Great opulence lay in the darkness beyond the doors and portholes. What would the swimming pool, the squash court, and the Turkish baths look like?

Was there a rotten remnant of the great tapestry still hanging in the reception room? What of the bronze clock on the grand staircase, or the crystal chandeliers in the elegant Cafe Parisien, or the delicately ornate ceiling above the first-class dining saloon? Would, perhaps, the bones of Captain Edward J. Smith remain somewhere within the shadows of the bridge? What mysteries were there to be discovered within this once colossal floating palace if and when she ever greeted the sun again?

The strobe light on the submersible's cameras seemed to flash endlessly as the tiny intruder circled the immense hulk. A large two-foot, rattailed fish with huge eyes and a heavy armored head skittered over the slanting decks, showing total unconcern for the exploding beams of light.
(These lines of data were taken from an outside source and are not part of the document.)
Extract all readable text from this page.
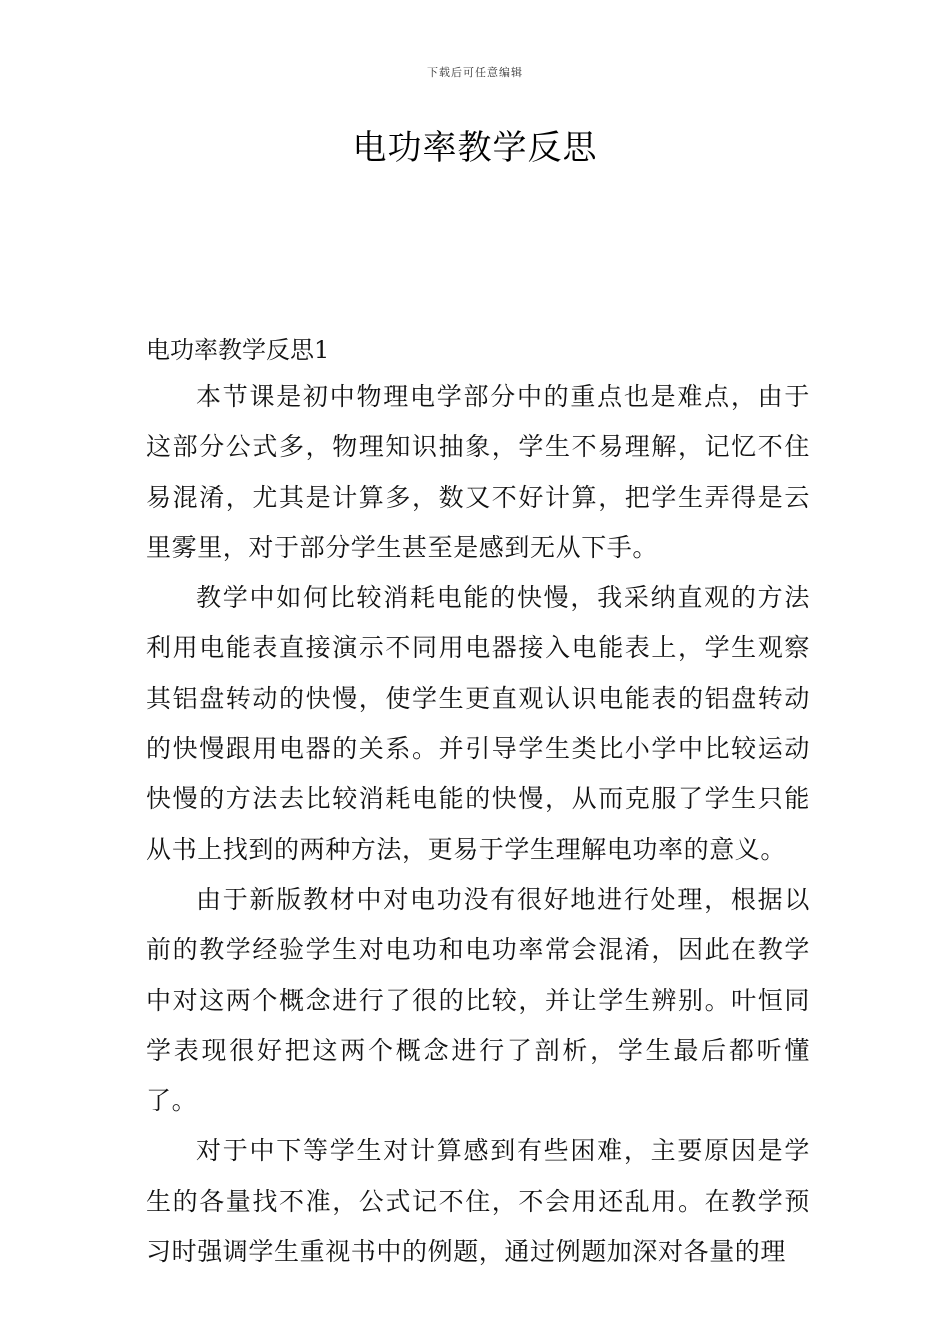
下载后可任意编辑
电功率教学反思
电功率教学反思1

本节课是初中物理电学部分中的重点也是难点，由于这部分公式多，物理知识抽象，学生不易理解，记忆不住易混淆，尤其是计算多，数又不好计算，把学生弄得是云里雾里，对于部分学生甚至是感到无从下手。

教学中如何比较消耗电能的快慢，我采纳直观的方法利用电能表直接演示不同用电器接入电能表上，学生观察其铝盘转动的快慢，使学生更直观认识电能表的铝盘转动的快慢跟用电器的关系。并引导学生类比小学中比较运动快慢的方法去比较消耗电能的快慢，从而克服了学生只能从书上找到的两种方法，更易于学生理解电功率的意义。

由于新版教材中对电功没有很好地进行处理，根据以前的教学经验学生对电功和电功率常会混淆，因此在教学中对这两个概念进行了很的比较，并让学生辨别。叶恒同学表现很好把这两个概念进行了剖析，学生最后都听懂了。

对于中下等学生对计算感到有些困难，主要原因是学生的各量找不准，公式记不住，不会用还乱用。在教学预习时强调学生重视书中的例题，通过例题加深对各量的理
After what seemed like hours, the submersible, the faces of its crew still glued to the viewports, rose over the first-class lounge roof, hovered for a few moments, then deposited a small electronic-signal capsule. Its low frequency impulses would now provide a traceable guideline for future dives to the wreck. Then the submersible made a gliding turn upward, her lights blinked out, and she melted back into the darkness from whence she had come.

Except for the few sparks of marine life that had somehow managed to adapt to survival in the black, bitter-cold environment, the Titanic was alone once more. But soon other submersibles would come and she would feel the tools of man working on her steel skin again, as she had so many years ago at the great slipways of the Harland and Wolff shipbuilding firm in Belfast. Then, per, just perhaps, she would make her first port after all.